Это сказал Младший. Только Младшим тут теперь был я сам.
[1] Имеется в виду монолог Алексея Кортнева из названного фильма
[2] Песня «Спасательный круг», музыка: А.Барыкин, слова: П.Жагун
14. Родительский день
Юг Московской области, 16 июня 1985 года
Несмотря на то, что желание Младшего побывать в «Артеке» стало теперь и моим, чем ближе был родительский день, тем меньше моего внимания занимали текущие лагерные мероприятия. А те шли своим чередом.
Состоялся смотр строя и песни, на котором «Данко» неожиданно с треском провалился, заняв лишь третье место из четырех.
Потом на полдня мы ездили полоть сорняки в соседний колхоз с забавным, на мой взгляд, названием — «Память Ильича» (нет, понятно, что имелось в виду, но ассоциативный ряд требовал наличия где-то поблизости сельскохозяйственных предприятий типа «Интуиция Ильича» и «Воображение Ильича»). Никто из пионеров «Полета», впрочем, ничего смешного тут в упор не видел.
Также «Данко» были сыграны первые матчи турниров по футболу и пионерболу, оба — против четвертого отряда. Ногами мяч, понятно, гоняли мальчишки, а перекидывали руками через сетку — девочки. И там и там младшим была предоставлена фора — например, футбольный матч начинался со счета 0:2 не в нашу пользу — что, впрочем, не помешало нам одержать уверенные победы — соответственно, 5:2 и 15:6.
На отрядном уровне тоже никто не сидел без дела: первое звено представило свое внеплановое мероприятие: организовало в холле альтернативную дискотеку — под магнитофон Абашидзе. От лагерной ее отличало не только сугубое предпочтение зарубежной музыки, но и соотношение быстрых песен и «медляков» — в пользу последних. Увы, где-то на середине «Still LovingYou» великолепных Scorpions, под которую я, конечно же, танцевал с Викой, Майина «Электроника» предательски зажевала кассету, а потом и вовсе отказалась играть, из-за чего, кстати, потом на Совете отряда звену-инициатору присудили не три, а только две звезды.
При таком плотном графике выделить время еще и на, вроде как, обещанную мной Игонину тренировку по каратэ было категорически невозможно. Васек это и сам, очевидно, понимал, но напоминать мне о незакрытом гештальте не забывал. В итоге мы с ним теперь условились на утро сразу после родительского дня — там, по нашим совместным прикидкам, наконец ожидалось некое «окно».

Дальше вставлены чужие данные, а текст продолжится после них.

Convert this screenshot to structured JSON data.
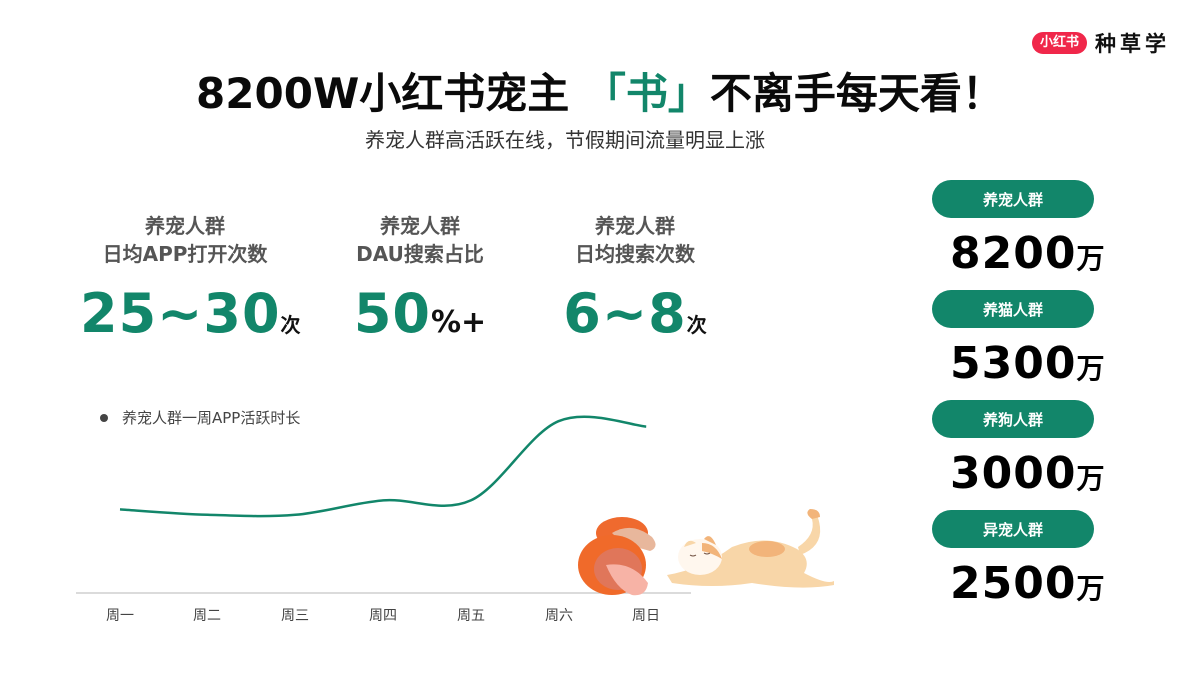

Но все это уже было делом либо прошлого, либо пусть и скорого, но будущего, а сегодня, в настоящем, меня ждал своего рода момент истины — разговор с отцом.
* * *
В отличие от того, как это показано в том же «Добро пожаловать…», в «Полете» родительский день никогда не подразумевал каких-то самодеятельных концертов или иной показухи — пионерам и октябрятам просто давали вдоволь пообщаться с соскучившимися по ним за две недели родственниками. Приезжали, конечно, не ко всем, и если в младших отрядах в этот день разбирали подавляющее большинство деток (а обделенные нередко воспринимали это как настоящую трагедию), то в старших — дай Бог половину.
Сколько себя помню в лагере, родители ко мне почти всегда приезжали. Лишь однажды, в 81-м, не смогли — и от расстройства я тогда даже в изолятор с температурой угодил.
На территорию «Полета» родных и близких не пускали — все организовывалось у лагерных ворот. Дежуривший там пионер составлял список тех, к кому приехали, и разносил его по отрядам. Вожатые приводили затребованных пионеров, получали от родителей письменные заявления — мол, забираю своего ребенка на такое-то время, всю ответственность за него принимаю на себя — и выпускали подопечных через калитку в объятия их семей.